Regarding the split between Starter Decks and Booster Packs in Unlimited, there is less information available so an educated guess must be made. When Alpha and Beta were printed 27.1% of the cards were printed in Starter Decks and 72.9% of the cards were printed in booster packs, but it is generally recognized that WOTC decided to change the allocation between starters and boosters at some point due to the much higher demand for boosters. We do not have definitive information on how much this was adjusted. Some estimates assume as low as 16.7% allocated for starter decks, and some estimate as high as 33.3% allocated for starter decks. Given the information recently released by Peter Adkison, I think it is safe to assume 33.3% is too high as that would be even higher than the allocation in Alpha and Beta, and I believe 16.7% is too low, as this would leave us with much less than 1 starter deck for every 10 packs printed, and WOTC was still trying to actively grow the player base at this point (players which would have needed starter decks). The number we will use for our calculation is 25% allocation to starter decks. This figure is in-between both of the most popular estimates being used, and is here believed to be the best guess possible
**Note on The Dark set:
Information from 1994 and 1995 placed estimates at 62 million cards.
Sources include The Duelist as well as official press releases made by WOTC representatives. However more recent research has been conducted and estimates the print run at 75 million, based on comments made by Tom Wylie (an early WOTC employee).

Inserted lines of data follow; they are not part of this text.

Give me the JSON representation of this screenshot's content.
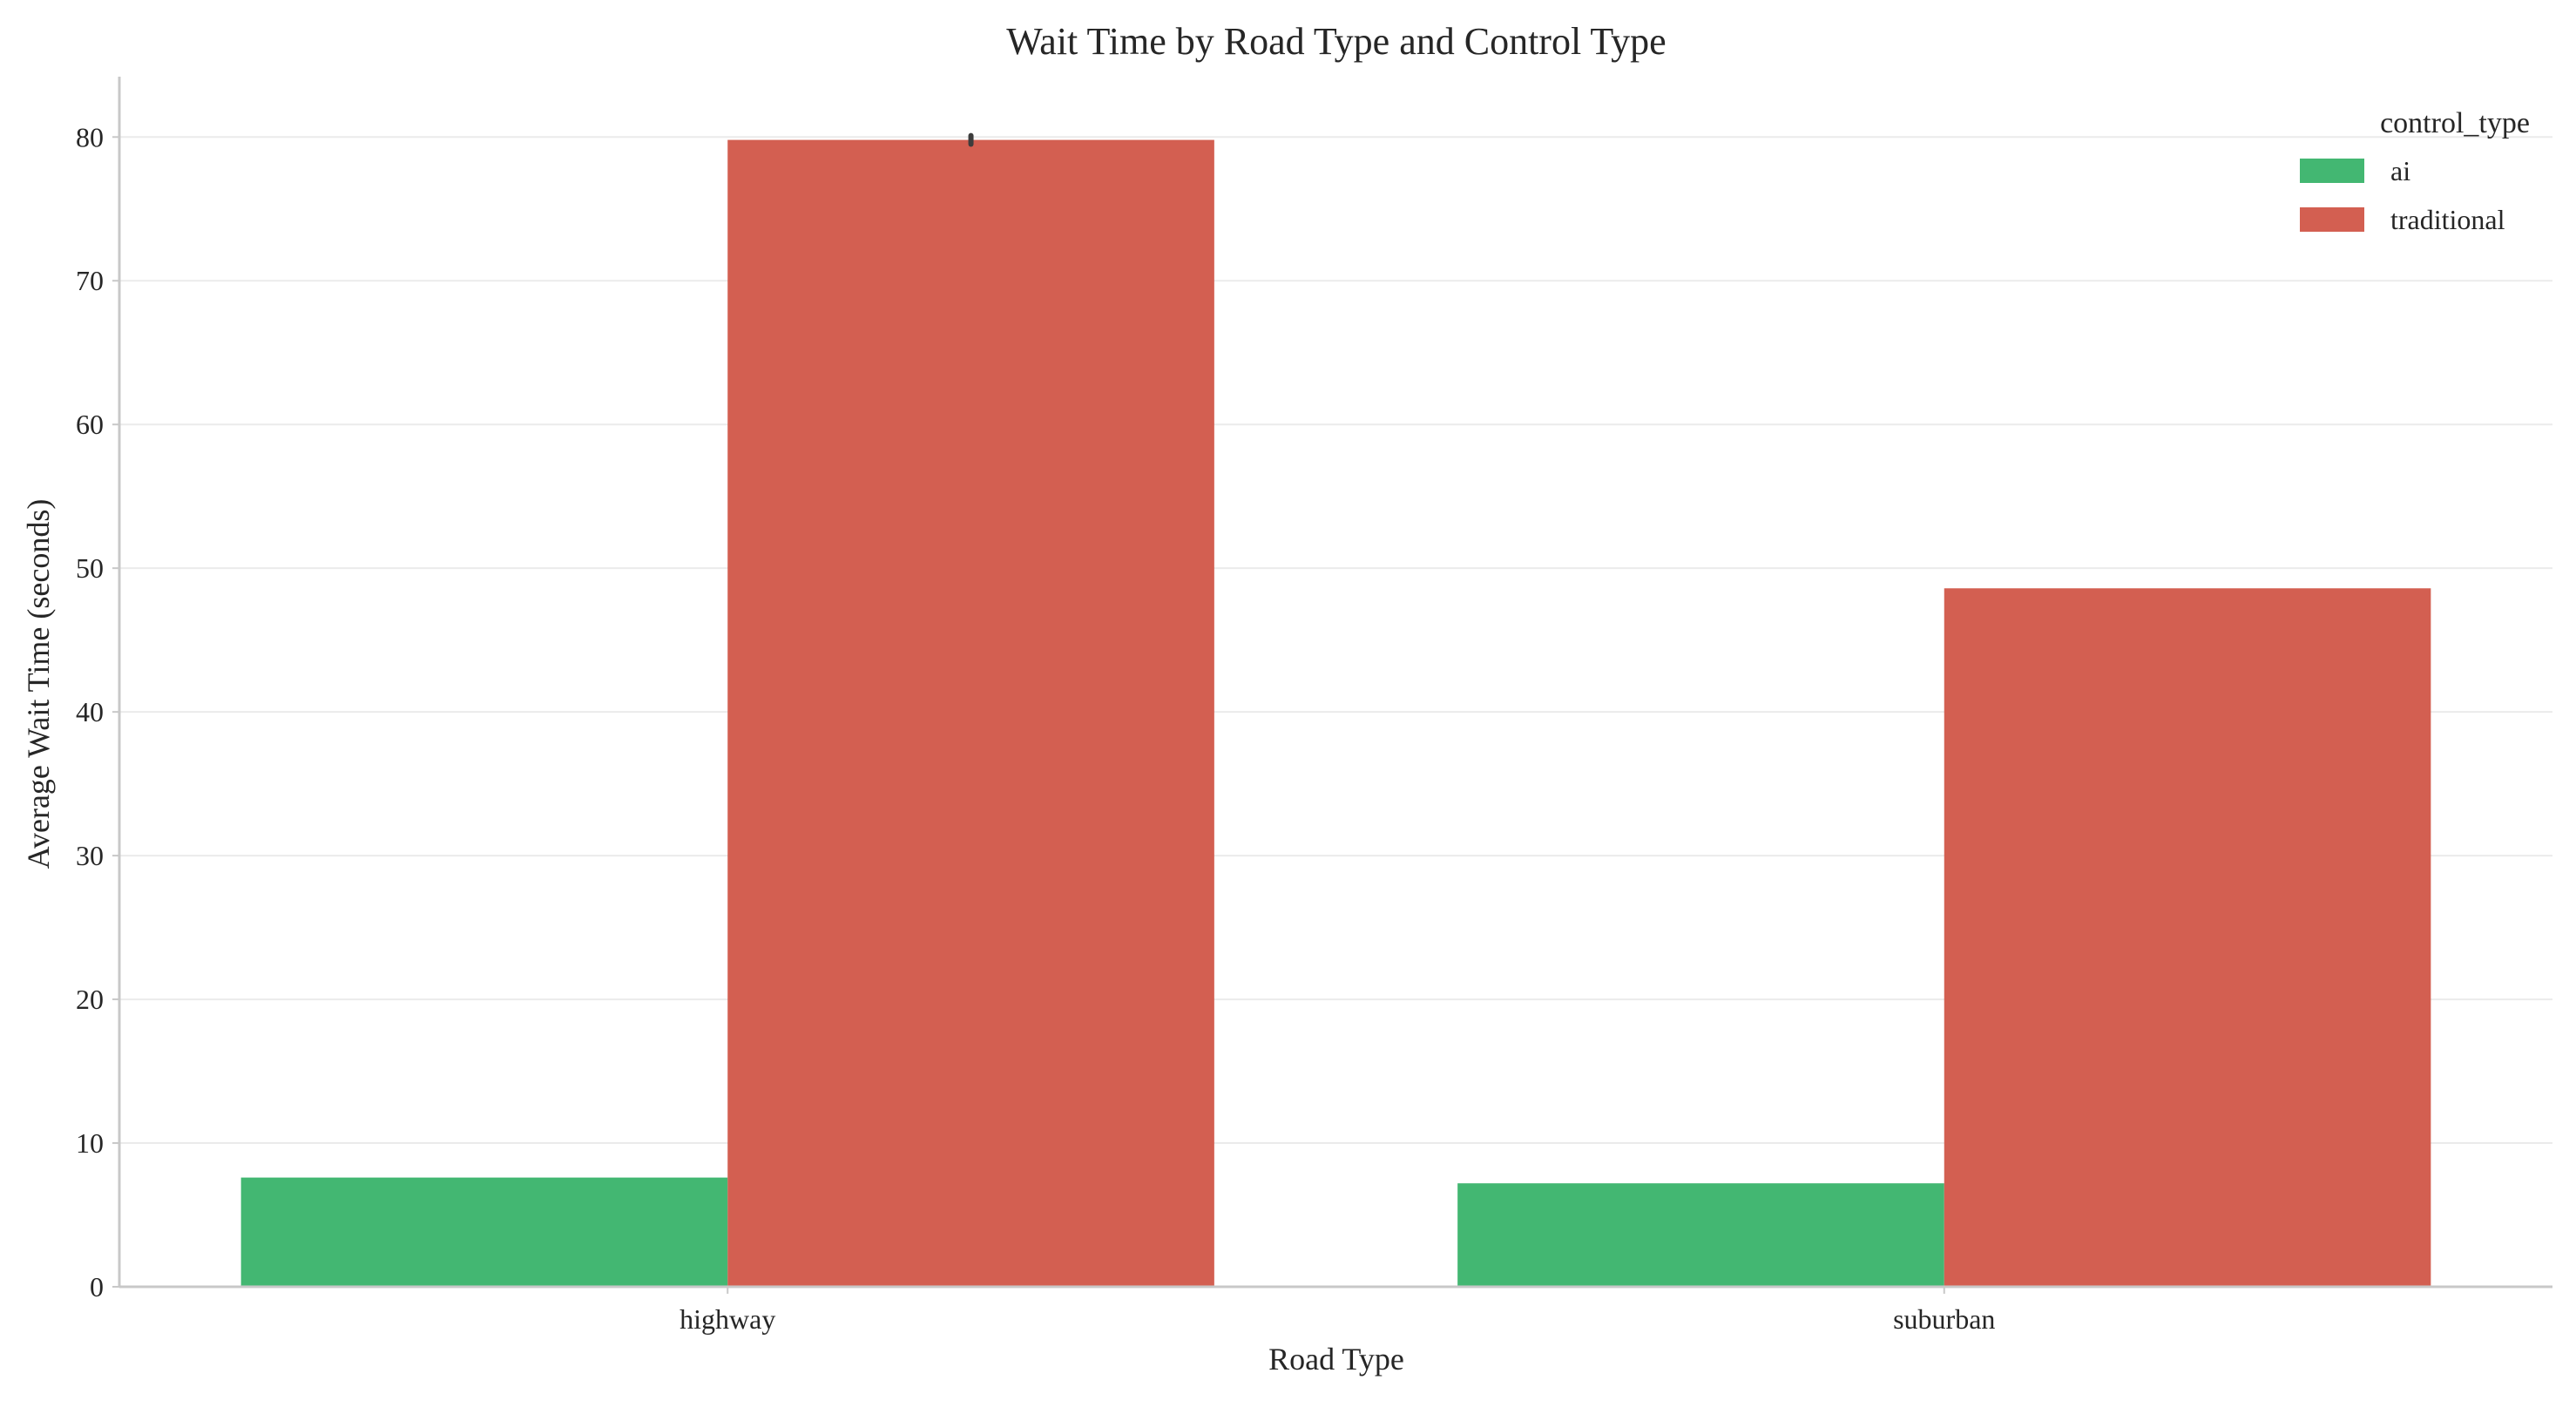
{
  "chart_data": {
    "type": "bar",
    "title": "Wait Time by Road Type and Control Type",
    "xlabel": "Road Type",
    "ylabel": "Average Wait Time (seconds)",
    "categories": [
      "highway",
      "suburban"
    ],
    "series": [
      {
        "name": "ai",
        "color": "#43b772",
        "values": [
          7.6,
          7.2
        ]
      },
      {
        "name": "traditional",
        "color": "#d35f51",
        "values": [
          79.8,
          48.6
        ]
      }
    ],
    "error_bars": {
      "traditional": [
        [
          79.5,
          80.1
        ],
        null
      ]
    },
    "ylim": [
      0,
      84.2
    ],
    "yticks": [
      "0",
      "10",
      "20",
      "30",
      "40",
      "50",
      "60",
      "70",
      "80"
    ],
    "grid": true,
    "legend": {
      "title": "control_type",
      "position": "top-right"
    }
  }
}
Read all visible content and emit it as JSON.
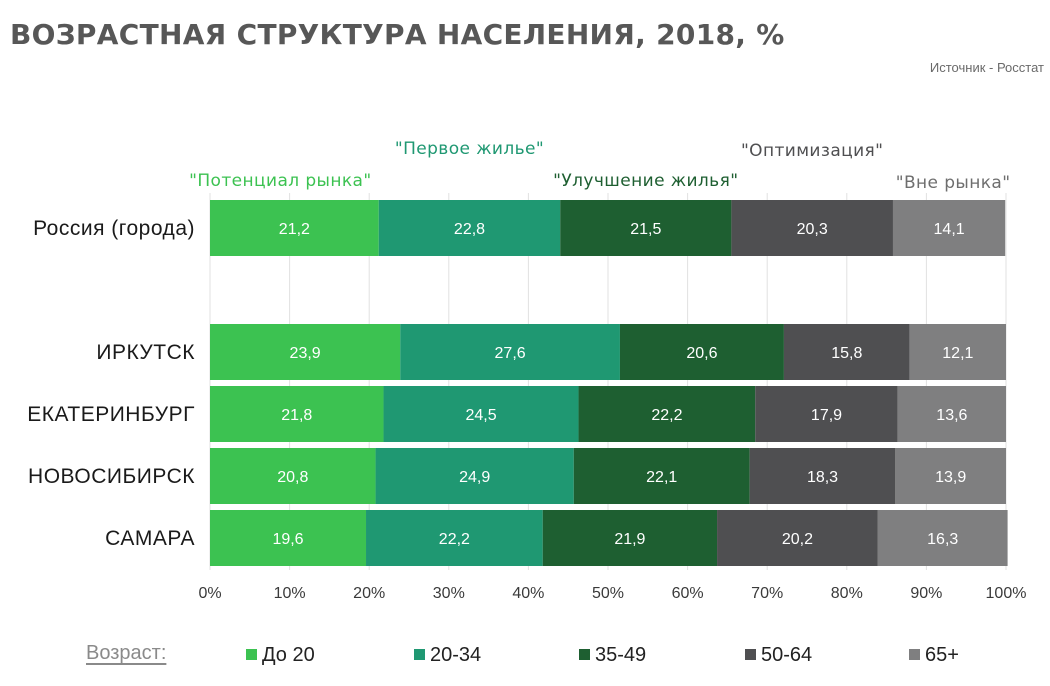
{
  "title": "ВОЗРАСТНАЯ СТРУКТУРА НАСЕЛЕНИЯ, 2018, %",
  "source": "Источник - Росстат",
  "legend": {
    "title": "Возраст:",
    "items": [
      {
        "label": "До 20",
        "color": "#3cc251"
      },
      {
        "label": "20-34",
        "color": "#1f9872"
      },
      {
        "label": "35-49",
        "color": "#1e5f31"
      },
      {
        "label": "50-64",
        "color": "#4f4f51"
      },
      {
        "label": "65+",
        "color": "#7f7f80"
      }
    ]
  },
  "chart_data": {
    "type": "bar",
    "orientation": "horizontal",
    "stacked": true,
    "categories": [
      "Россия (города)",
      "ИРКУТСК",
      "ЕКАТЕРИНБУРГ",
      "НОВОСИБИРСК",
      "САМАРА"
    ],
    "series": [
      {
        "name": "До 20",
        "color": "#3cc251",
        "values": [
          21.2,
          23.9,
          21.8,
          20.8,
          19.6
        ]
      },
      {
        "name": "20-34",
        "color": "#1f9872",
        "values": [
          22.8,
          27.6,
          24.5,
          24.9,
          22.2
        ]
      },
      {
        "name": "35-49",
        "color": "#1e5f31",
        "values": [
          21.5,
          20.6,
          22.2,
          22.1,
          21.9
        ]
      },
      {
        "name": "50-64",
        "color": "#4f4f51",
        "values": [
          20.3,
          15.8,
          17.9,
          18.3,
          20.2
        ]
      },
      {
        "name": "65+",
        "color": "#7f7f80",
        "values": [
          14.1,
          12.1,
          13.6,
          13.9,
          16.3
        ]
      }
    ],
    "value_labels": [
      [
        "21,2",
        "23,9",
        "21,8",
        "20,8",
        "19,6"
      ],
      [
        "22,8",
        "27,6",
        "24,5",
        "24,9",
        "22,2"
      ],
      [
        "21,5",
        "20,6",
        "22,2",
        "22,1",
        "21,9"
      ],
      [
        "20,3",
        "15,8",
        "17,9",
        "18,3",
        "20,2"
      ],
      [
        "14,1",
        "12,1",
        "13,6",
        "13,9",
        "16,3"
      ]
    ],
    "xlim": [
      0,
      100
    ],
    "x_ticks": [
      "0%",
      "10%",
      "20%",
      "30%",
      "40%",
      "50%",
      "60%",
      "70%",
      "80%",
      "90%",
      "100%"
    ],
    "grid": true,
    "segment_annotations": [
      {
        "text": "\"Потенциал рынка\"",
        "color": "#3cc251"
      },
      {
        "text": "\"Первое жилье\"",
        "color": "#1f9872"
      },
      {
        "text": "\"Улучшение жилья\"",
        "color": "#1e5f31"
      },
      {
        "text": "\"Оптимизация\"",
        "color": "#4f4f51"
      },
      {
        "text": "\"Вне рынка\"",
        "color": "#6e6e6e"
      }
    ]
  }
}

The figure used in this article is 70 million cards, for the following reasons:
Estimates place the print run somewhere between 63 and 75, so selecting 70 will allow us to have at least a 10% margin of error on both sides. Additionally, the print run of the preceding set (Legends) is estimated to be 35 million, and previous WOTC behavior showed a propensity to have sets preceding one another to be multiples of their predecessors. Beta is three times the size of Alpha, Antiquities is three times the size of Arabian Nights, so I think it follows logically that the Dark would be two times the size of Legends (given that three times the size was never an option). WOTC was still a small company at this stage and the final decision on print run size would ultimately have been made by one or two key individuals in the organization. This estimate is the largest unknown of all the numbers provided, so hopefully someday we will get additional information to help with this calculation.